Hi,
On 2020-09-08 19:30:40 -0700, Andres Freund wrote:
> It was fairly straight forward to implement the basics of
> INTERRUPTIBLE. However it seems like it might not actually address my
> main concern, i.e. making this reliably testable with isolation
> tester. At least not the way I envisioned it...
>
> My idea for the test was to have one isolationtester session start a
> seqscan, which would then reliably block a concurrent VACUUM (FREEZE,
> INTERRUPTIBLE). That'd then give a stable point to switch back to the
> first session, which would interrupt the VACUUM by doing a LOCK.
>
> But because there's no known waiting-for pid for a buffer pin wait, we
> currently don't detect that we're blocked :(.
>
>
> Now, it'd not be too hard to make pg_isolation_test_session_is_blocked
> also report being blocked when we're waiting for a buffer pin (ignoring
> interesting_pids), similar to the safe snapshot test. However I'm
> worried that that could lead to "false" reports of blocking? But maybe
> that's a small enough risk because there's few unconditional cleanup
> lock acquisitions?
>
> Hacking such a wait condition test into
> pg_isolation_test_session_is_blocked() successfully allows my test to
> work for VACUUM.
Here's a patch series implementing that:
0001: Adds INTERRUPTIBLE to VACUUM ANALYZE
There's quite a few XXX's inside. And it needs some none
isolationtester test.
0002: Treat BufferPin as a waiting condition in isolationtest.

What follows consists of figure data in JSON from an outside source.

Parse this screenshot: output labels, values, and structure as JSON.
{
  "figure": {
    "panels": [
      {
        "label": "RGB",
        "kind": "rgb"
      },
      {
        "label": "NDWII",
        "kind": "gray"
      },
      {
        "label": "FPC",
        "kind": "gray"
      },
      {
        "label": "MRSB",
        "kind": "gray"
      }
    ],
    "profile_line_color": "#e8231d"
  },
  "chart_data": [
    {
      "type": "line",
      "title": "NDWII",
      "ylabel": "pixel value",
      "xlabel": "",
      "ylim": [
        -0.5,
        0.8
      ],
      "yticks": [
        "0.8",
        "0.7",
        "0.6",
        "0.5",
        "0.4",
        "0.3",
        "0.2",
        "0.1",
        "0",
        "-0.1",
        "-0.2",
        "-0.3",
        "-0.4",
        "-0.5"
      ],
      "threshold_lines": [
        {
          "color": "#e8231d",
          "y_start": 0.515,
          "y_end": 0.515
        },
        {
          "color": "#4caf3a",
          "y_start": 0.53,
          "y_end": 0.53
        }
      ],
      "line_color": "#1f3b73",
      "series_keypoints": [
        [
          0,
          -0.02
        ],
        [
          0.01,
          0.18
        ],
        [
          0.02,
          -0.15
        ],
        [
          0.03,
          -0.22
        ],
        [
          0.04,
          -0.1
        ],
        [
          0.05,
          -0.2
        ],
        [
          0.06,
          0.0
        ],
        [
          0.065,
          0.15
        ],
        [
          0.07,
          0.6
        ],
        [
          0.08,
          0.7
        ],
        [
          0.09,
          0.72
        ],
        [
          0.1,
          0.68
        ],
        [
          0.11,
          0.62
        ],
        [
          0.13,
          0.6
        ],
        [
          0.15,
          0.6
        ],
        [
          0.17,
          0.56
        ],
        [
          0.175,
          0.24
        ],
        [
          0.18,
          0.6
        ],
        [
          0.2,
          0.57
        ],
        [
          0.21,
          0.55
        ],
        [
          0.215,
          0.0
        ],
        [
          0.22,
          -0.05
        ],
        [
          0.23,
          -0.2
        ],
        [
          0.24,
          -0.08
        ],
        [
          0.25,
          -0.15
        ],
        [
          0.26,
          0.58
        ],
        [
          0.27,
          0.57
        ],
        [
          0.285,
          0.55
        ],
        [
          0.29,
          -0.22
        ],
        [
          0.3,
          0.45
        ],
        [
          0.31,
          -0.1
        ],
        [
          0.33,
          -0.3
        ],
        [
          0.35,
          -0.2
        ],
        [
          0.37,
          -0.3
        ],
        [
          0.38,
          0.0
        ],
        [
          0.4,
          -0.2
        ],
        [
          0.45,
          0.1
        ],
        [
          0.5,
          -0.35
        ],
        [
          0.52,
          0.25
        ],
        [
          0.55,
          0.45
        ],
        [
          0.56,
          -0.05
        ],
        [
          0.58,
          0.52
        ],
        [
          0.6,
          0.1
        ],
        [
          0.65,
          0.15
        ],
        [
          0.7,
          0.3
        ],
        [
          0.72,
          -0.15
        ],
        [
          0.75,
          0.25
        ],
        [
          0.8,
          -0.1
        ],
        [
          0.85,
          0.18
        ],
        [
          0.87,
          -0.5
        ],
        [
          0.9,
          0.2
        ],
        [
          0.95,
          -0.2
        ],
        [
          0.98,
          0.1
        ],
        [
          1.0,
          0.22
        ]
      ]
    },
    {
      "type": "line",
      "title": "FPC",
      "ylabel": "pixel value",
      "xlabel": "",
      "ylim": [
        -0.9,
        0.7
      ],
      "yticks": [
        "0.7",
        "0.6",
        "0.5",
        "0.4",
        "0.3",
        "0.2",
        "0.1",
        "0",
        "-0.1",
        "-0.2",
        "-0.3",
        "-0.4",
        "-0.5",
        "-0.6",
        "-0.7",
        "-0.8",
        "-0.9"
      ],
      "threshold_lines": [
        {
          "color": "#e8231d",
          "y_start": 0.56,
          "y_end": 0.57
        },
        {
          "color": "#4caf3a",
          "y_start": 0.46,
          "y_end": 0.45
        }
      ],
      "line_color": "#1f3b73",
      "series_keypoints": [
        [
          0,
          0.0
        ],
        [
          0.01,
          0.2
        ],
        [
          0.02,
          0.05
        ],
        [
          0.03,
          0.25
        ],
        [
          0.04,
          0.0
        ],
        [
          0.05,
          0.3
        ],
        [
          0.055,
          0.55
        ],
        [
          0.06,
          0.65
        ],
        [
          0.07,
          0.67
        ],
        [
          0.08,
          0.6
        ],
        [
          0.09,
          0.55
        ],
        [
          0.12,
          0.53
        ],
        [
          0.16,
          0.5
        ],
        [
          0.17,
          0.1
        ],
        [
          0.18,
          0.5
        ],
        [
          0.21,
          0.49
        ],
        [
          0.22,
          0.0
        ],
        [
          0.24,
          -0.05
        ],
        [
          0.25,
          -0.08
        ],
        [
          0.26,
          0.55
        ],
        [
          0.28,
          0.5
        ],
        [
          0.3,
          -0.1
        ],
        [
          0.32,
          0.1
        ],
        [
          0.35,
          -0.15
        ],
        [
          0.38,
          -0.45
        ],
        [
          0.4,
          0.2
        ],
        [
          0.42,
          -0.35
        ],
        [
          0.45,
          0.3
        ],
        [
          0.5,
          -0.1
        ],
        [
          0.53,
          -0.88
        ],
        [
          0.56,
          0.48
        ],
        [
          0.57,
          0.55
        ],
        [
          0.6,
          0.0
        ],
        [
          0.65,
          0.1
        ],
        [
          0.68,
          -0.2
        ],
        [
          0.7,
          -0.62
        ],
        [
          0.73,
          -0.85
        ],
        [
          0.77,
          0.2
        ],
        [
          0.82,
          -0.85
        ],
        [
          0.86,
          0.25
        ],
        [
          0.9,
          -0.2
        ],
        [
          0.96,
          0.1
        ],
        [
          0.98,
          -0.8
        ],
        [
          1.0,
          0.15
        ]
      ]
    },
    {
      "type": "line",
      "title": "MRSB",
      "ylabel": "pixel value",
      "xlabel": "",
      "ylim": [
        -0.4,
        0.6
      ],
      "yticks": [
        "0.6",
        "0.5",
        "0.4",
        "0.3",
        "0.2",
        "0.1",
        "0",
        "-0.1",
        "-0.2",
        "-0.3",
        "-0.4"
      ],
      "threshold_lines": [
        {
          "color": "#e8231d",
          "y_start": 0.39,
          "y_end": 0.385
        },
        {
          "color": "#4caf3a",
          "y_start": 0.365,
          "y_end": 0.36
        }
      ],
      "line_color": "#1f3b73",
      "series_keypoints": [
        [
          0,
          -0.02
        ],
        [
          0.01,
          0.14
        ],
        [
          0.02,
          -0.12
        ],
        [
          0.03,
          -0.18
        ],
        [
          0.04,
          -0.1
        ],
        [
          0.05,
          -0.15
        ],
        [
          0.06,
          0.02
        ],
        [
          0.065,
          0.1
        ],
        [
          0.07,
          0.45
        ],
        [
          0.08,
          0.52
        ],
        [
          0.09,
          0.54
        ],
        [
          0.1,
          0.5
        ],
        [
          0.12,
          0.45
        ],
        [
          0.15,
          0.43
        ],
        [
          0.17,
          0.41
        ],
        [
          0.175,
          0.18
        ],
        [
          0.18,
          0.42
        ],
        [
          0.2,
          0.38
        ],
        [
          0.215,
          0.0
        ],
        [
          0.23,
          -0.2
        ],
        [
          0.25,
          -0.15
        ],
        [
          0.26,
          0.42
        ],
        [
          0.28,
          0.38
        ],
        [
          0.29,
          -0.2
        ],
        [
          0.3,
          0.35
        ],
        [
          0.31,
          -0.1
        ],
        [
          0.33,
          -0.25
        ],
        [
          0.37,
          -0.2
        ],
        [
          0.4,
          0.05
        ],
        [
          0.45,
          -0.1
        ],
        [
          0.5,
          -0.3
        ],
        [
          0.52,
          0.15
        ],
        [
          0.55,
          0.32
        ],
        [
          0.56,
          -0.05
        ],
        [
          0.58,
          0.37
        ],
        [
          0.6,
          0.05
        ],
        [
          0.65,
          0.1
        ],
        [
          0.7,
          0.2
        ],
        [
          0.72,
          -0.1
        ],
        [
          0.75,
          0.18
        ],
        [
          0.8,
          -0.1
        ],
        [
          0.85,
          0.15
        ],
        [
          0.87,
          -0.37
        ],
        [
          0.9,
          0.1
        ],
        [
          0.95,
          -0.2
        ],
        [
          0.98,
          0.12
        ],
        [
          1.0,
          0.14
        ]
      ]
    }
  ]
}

That's the aforementioned workaround.
0003: A test, finally.
But it only tests VACUUM, not yet ANALYZE. Perhaps also a test for
not allowing interruptions, somehow?
Clearly WIP, but good enough for some comments, I hope?
A few comments:
- Right now there can only be one such blocking task, because
PROC_IS_INTERRUPTIBLE is only set by vacuum / analyze, and the lock
levels are self exclusive. But it's generically named now, so it seems
just a matter of time until somebody adds that to other commands. I
think it's ok to not add support for ProcSleep() killing multiple
other processes?
- It's a bit annoying that normal user backends just see a generic
"ERROR: canceling statement due to user request". Do we need something
better?
- The order in which VACUUM parameters are documented & implemented
seems fairly random. Perhaps it'd make sense to reorder
alphabetically?
> Not yet sure about what a suitable way to test this for analyze would
> be, unless we'd also accept VacuumDelay as a wait condition :(. I guess
> one fairly easy way would be to include an expression index, and have
> the expression index acquire an unavailable lock. Which'd allow to
> switch to another session.
But here I've not yet done anything. That just seems too ugly & fragile.
Greetings,
Andres Freund